By TMoM Team Member Laura Simon

I’m sorry you had to meet it this way. And right up front, I want to let you know that this isn’t how normal homeschooling looks. For kids whose “socialization” is questioned by every well-meaning elderly woman in the grocery store, my homeschooled kids are heavily invested in their communities. We are not used to staying at home.

What we’re all experiencing – this attempt to create learning experiences while cut off from everything and everyone we love – it isn’t homeschooling. And if you’re pretty sure you’re losing your mind on day 10 (or 2), please know that all the seasoned homeschool moms are right there with you. This is complete crap.

I also want to acknowledge that we all want learning to continue, and we all want to make the most of this time while simultaneously hoping it will be over soon. For me, sanity has meant having some realistic expectations about learning at home. I’d like to share them with you, in hopes that it will make this time at home more bearable. I mean, meaningful. Whatever.

First, realize that homeschool rarely looks like traditional school. If you are trying to schedule out eight hours of activities a day, you’ll crash and burn on day two. Some homeschoolers do run on a schedule; I find it easier to make a reasonable to-do list and work things out as we go. Flexibility has become my friend.

Also, the very nature of school means that lots of time is wasted. Please don’t think I’m being disrespectful to teachers (I was one!); it’s just the nature of any experience involving lots of kids. You know how much easier it is to run to Target with one kid instead of three? Well, now picture running to Target with 30 kids. There…that’s where all that time goes. All that to say, if your kid finishes all the assigned work in an hour or two, seems to understand it, and appears to have done a good job…call it a day. You’re good.

Second, embrace unstructured time. This is actually a gift that too many school-aged kids don’t get to have. For us, this can be time outside (in the backyard, of course), Lego-play, or acting out imaginary stories involving their favorite characters. (Right now you are totally nodding and thinking, “Yep, her kids are homeschooled, alright.” Yes, yes they are. They suffer from a terrible affliction called an imagination, and I hope they never get better.) But seriously, release yourself from the pressure of filling every single minute of their time with something meaningful. Put down that list of free educational apps and just let them play. Or lounge and talk. Or dream. Those things are just as beneficial as PBS kids.

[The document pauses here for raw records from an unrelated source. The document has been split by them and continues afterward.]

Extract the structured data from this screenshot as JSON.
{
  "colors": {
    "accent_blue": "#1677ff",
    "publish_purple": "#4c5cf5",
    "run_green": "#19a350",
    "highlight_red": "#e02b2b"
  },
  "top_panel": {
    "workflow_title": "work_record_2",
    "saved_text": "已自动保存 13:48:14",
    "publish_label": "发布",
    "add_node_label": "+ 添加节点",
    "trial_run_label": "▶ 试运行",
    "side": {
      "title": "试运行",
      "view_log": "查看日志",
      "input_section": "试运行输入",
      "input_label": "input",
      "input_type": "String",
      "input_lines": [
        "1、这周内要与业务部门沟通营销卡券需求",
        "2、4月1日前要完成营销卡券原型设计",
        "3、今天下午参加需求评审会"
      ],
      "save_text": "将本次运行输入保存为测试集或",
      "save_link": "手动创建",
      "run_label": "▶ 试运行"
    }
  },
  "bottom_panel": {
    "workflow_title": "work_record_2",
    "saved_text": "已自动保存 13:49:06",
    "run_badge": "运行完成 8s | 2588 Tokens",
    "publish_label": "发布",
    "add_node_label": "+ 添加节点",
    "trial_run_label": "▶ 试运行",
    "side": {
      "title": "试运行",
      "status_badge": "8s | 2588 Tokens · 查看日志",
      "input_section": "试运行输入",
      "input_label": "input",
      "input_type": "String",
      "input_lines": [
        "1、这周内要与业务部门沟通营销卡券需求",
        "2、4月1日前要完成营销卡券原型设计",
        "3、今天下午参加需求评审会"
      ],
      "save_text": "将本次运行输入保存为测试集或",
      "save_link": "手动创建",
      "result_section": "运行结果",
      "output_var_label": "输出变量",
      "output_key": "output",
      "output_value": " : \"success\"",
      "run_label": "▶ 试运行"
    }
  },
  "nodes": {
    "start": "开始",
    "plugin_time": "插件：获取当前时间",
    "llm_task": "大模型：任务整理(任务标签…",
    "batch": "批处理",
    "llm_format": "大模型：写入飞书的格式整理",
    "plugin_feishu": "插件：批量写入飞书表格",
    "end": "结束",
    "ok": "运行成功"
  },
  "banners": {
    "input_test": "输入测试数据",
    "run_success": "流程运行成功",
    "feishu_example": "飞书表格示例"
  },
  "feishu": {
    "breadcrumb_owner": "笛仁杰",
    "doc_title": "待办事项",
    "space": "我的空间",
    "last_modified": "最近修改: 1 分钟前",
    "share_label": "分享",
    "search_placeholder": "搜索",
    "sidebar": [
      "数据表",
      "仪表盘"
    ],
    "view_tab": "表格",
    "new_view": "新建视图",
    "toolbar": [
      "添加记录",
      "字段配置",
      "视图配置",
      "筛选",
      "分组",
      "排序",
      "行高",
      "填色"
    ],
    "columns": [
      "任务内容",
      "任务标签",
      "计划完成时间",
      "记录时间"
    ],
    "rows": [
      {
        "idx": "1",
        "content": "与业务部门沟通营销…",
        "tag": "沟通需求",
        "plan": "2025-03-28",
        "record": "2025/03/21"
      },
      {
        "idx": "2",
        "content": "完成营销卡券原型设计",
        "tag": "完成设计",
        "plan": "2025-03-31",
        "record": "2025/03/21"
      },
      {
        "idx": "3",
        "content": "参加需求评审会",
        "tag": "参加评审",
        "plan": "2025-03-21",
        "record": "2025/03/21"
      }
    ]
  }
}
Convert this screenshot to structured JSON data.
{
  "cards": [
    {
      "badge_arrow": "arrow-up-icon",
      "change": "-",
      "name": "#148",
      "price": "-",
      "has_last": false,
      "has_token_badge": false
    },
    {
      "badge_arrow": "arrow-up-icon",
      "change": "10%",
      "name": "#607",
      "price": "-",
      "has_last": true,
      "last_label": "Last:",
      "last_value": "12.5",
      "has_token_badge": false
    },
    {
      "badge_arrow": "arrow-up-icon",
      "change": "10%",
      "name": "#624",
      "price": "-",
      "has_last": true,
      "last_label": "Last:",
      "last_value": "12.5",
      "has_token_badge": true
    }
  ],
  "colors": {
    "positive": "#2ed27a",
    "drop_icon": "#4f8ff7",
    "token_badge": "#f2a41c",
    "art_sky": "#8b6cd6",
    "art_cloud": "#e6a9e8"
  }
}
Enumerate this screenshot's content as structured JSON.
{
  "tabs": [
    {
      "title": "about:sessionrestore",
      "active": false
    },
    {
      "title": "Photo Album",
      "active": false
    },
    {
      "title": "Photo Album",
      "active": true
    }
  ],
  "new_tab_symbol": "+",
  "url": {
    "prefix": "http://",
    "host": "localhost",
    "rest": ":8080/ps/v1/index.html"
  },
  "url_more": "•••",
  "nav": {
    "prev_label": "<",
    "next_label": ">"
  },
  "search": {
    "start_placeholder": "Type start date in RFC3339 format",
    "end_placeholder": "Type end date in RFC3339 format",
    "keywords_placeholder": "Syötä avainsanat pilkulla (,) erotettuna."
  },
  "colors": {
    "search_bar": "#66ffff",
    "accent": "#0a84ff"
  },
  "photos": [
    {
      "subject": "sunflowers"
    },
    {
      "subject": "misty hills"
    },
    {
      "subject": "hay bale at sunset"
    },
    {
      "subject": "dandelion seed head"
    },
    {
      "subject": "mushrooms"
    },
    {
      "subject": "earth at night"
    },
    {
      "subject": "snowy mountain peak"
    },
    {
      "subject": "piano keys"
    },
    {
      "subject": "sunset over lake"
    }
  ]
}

Third, get creative with your time, especially if you’re working with more than one. My kids are still young and they DO NOT work independently. While there are some common things they work on, each child requires a lot of one-on-one from me. I’ve discovered a few online programs (Spelling City, Burning Cargo, and Reflex Math are favorites) that allow them to practice their skills while I work individually with a sibling. Each morning, one boy practices his piano while the other does Spelling City and I work with my five-year-old daughter. Then they switch. It gives me a good chunk of time with the little one right off the bat, which is very helpful with younger siblings. Work with them first, and often they’ll be happier playing by themselves after that mommy time.

And finally, give yourself me-time. I didn’t realize how much I leaned on extracurriculars to provide that breathing room until those things were postponed indefinitely. But you can still fit it in. Read a book after they go to bed. Work out at home. Paint your nails. Watch a show. Don’t think you have to wait until they go to bed, either. Let them see you take care of your own body and brain. If you work from home, let them see you work. What a great example! (Plus you’ll be treated to years of them telling strangers completely inaccurate information about what you do for a living, which is super fun.)

If you hear nothing else from me, just remember to give yourself grace. Your kids will catch up on reading and spelling if you don’t do it just right, but this is probably one of the few times that you’ll ever have this much time with them. Apologize when you lose your mind, give lots of hugs, eat together, put down the phone (it’s all bad news anyway), take naps, and watch TV when you need to. We’ll all get through this, and we’ll all be better for it. (Or at least, we’ll all be fine. Manage those expectations, mama.)